High (hyper) inflation is very bad, and hard to escape. It can also happen to developed economies. Even if you discard 2022 energy-induced inflation, look at Turkey.

Deflation - less examples, but Japan comes to mind. Deflation is associated with economic stagnation (others are commenting on causation, I'll leave it be).

There's another argument, as to whether we need GDP growth. Japan doesn't have any, and seems like a pleasant place to live, if you're Japanese at least. I'm not convinced, but the basis is, inflation around 2% is seen as a kind of prerequisite to GDP growth, which is assumed be good and necessary.


👤 arcbyte
The economy naturally grows as we have more children. If the money supply is unchanged, this will cause deflation.

Is 2% a good target? Probably not. Probably there should be a better connection to the population growth rate.

Ultimately the goal is price stability.


👤 datadata
A simple answer is that it is a highly effective tax. It dilutes our purchasing power and channels the upside of that dilution to those who control the money supply (or those close to those who control it [0], or own dollar denominated debt. I do not think a government would be willing to give up a tax opportunity, especially if it is not politically objectionable.

[0]: https://www.investopedia.com/terms/b/biflation.asp#toc-the-c...


👤 aww_dang
Imagine that you have the power of gov. spending. Would you want that limited or rationalized? The 2% figure is defined by government statisticians. When those figures don't suit their spending desires, they will trot out concepts like "symmetric inflation".
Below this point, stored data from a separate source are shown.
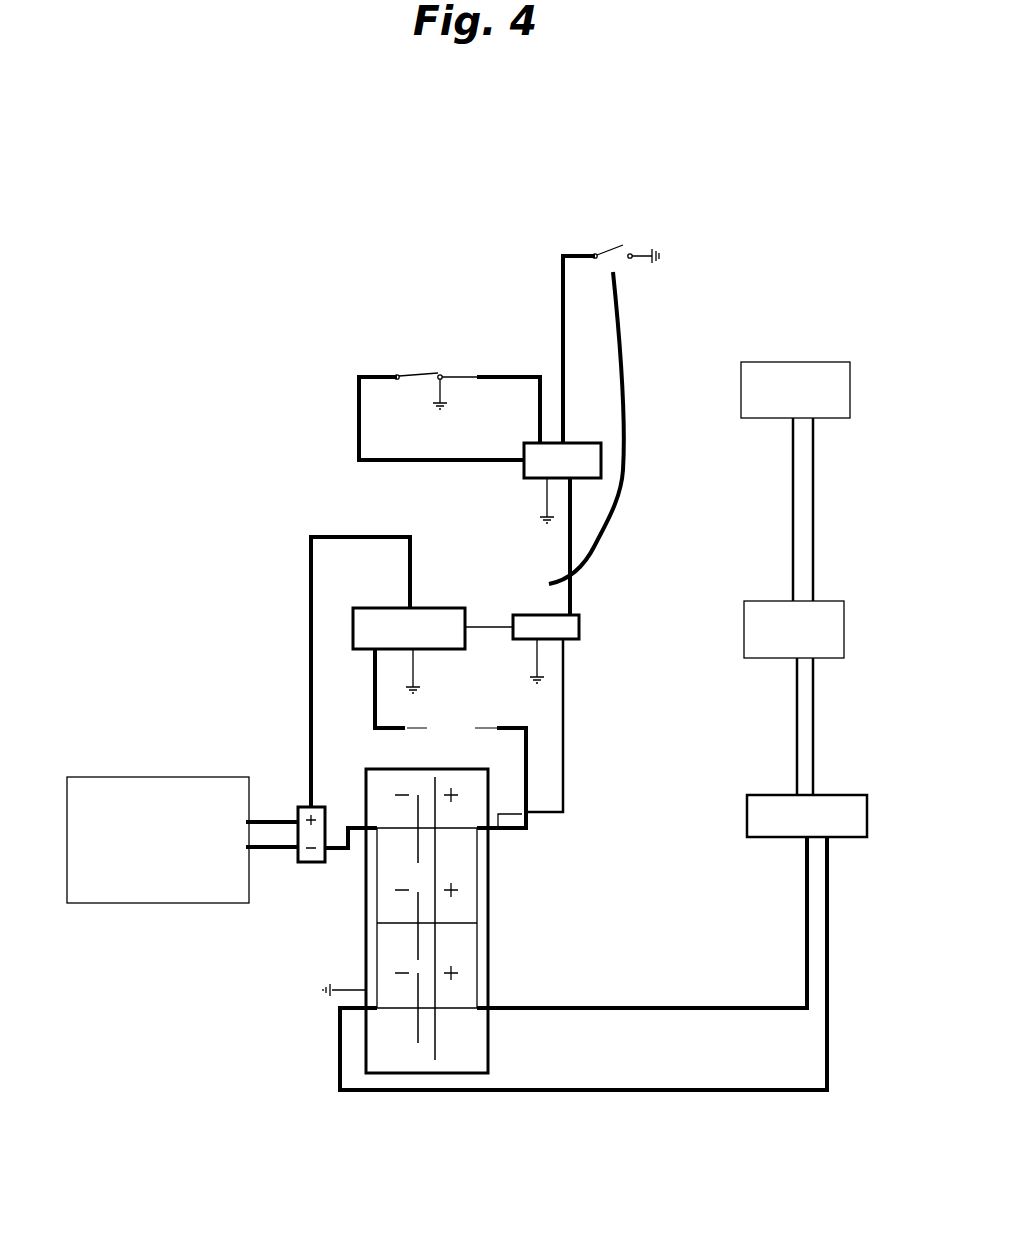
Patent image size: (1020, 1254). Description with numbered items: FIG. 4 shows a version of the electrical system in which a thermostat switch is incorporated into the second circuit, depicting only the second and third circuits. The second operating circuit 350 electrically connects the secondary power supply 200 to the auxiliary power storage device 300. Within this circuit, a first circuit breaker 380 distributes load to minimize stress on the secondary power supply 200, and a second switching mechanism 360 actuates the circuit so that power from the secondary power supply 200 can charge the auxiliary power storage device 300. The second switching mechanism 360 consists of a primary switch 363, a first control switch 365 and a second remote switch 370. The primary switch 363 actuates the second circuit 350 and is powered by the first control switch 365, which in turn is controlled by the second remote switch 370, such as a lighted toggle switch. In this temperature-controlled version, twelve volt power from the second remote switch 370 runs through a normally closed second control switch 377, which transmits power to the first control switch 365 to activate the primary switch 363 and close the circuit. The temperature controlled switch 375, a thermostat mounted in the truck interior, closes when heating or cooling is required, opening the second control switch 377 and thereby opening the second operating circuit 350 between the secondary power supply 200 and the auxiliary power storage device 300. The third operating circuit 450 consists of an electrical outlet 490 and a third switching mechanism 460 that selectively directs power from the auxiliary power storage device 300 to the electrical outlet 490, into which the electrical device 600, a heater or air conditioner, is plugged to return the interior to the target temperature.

The secondary power supply 200 is at (183, 786).
The auxiliary power storage device 300 is at (366, 938).
The second operating circuit 350 is at (274, 442).
The second switching mechanism 360 is at (547, 573).
The primary switch 363 is at (432, 608).
The first control switch 365 is at (518, 613).
The second remote switch 370 is at (546, 630).
The temperature controlled switch 375 is at (410, 376).
The second control switch 377 is at (516, 478).
The first circuit breaker 380 is at (475, 716).
The third operating circuit 450 is at (673, 945).
The third switching mechanism 460 is at (746, 812).
The electrical outlet 490 is at (752, 600).
The electrical device 600 is at (770, 360).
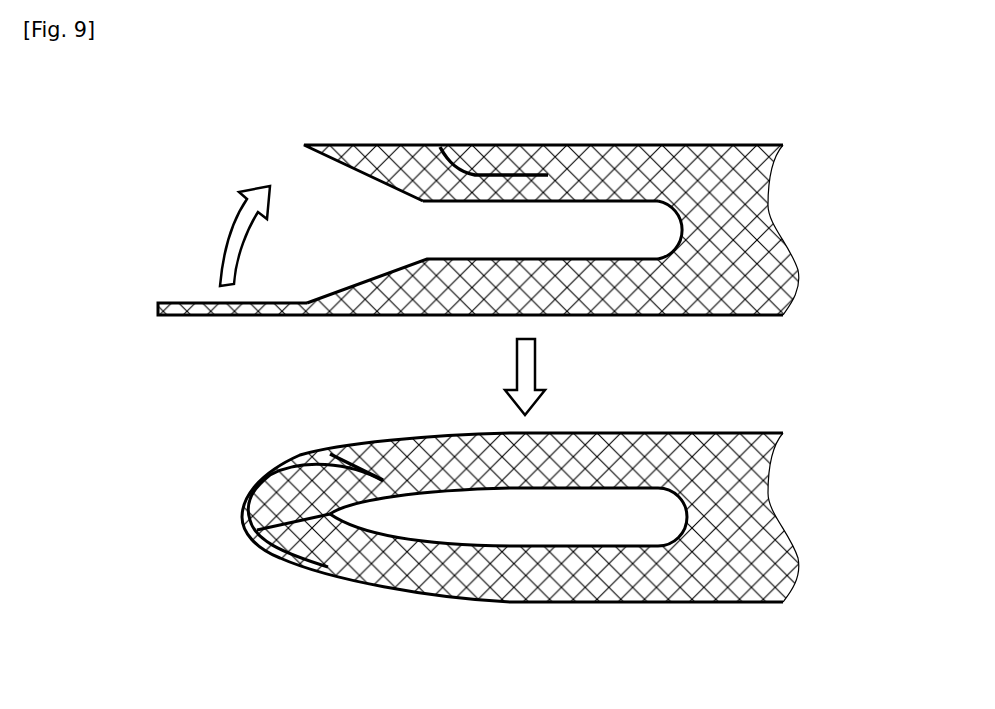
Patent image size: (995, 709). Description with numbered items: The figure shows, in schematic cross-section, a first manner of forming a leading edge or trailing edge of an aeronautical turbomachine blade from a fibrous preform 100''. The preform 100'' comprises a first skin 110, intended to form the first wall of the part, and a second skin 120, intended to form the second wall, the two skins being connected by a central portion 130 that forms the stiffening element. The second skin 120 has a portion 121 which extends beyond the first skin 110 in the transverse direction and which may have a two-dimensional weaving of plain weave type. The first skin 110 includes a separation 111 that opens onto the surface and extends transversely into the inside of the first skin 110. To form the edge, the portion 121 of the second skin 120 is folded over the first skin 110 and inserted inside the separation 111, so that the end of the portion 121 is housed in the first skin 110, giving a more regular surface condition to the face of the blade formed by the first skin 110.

If government statisticians measure inflation to be less than 2% for a period of time, they will claim that inflation above this rate is required to achieve a symmetric rate of 2%. Even if we accept these premises, why then is a lower rate not "symmetrically" targeted when government statisticians measure inflation to be 8%?

The system is better understood as a method of rationalization for gov. spending, political favors and "stimulus".

The question is a good one, but I think you would be better served by questioning some of the underlying premises before proceeding.

Why not allow the market to set interest rates? Why must capital be allocated by government technocrats? How can fallible men with imperfect information determine prices better than decentralized market mechanisms? When in history has price fixing been beneficial? What were the results of emperor Diocletian's edicts on maximum prices?

Also note the shifting definition of inflation itself. Price inflation vs. the original definition, inflation of the money supply.


👤 nivenkos
You want some inflation to allow for economic growth - it discounts prior debt, and encourages investment.

But it must be tied to growth.


👤 spiffytech
The justification given in my macroeconomics class is the government wants money to circulate through the economy (lending and investing, leading to growth) rather than sitting stagnant in someone's savings account.

So they need to make money worth less over time if you just hold onto it.


👤 mrich
Here's a great piece explaining how governments benefit from inflation (and an argument why we will see continually high inflation in the coming decade)

https://archive.ph/Y5tvm


👤 Blackstone4
Because zero is too close to negative which freaks people out with bad headlines...

👤 aliqot
As money wears out, gets lost, destroyed stolen, the total supply drops, pushing atomic value higher. It's hard to buy bread when 1 penny buys a Lexus.

Also, the more money you print tomorrow, the less today's debt is worth.


👤 teekert
All money is created as debt. With inflation at least we decrease some of that burden over time.

👤 belltaco
To have a larger amount of money in circulation because of population and wealth growth.

👤 naveen99
too much inflation people waste too much energy calculating prices. Too little inflation people don’t spend enough time on calculating prices. same with employee churn, up or out policies.

👤 sparkie
Zero inflation does not line their pockets

👤 bradgranath
“Growth”.

It’s how Consumer Capitalism is thought to work.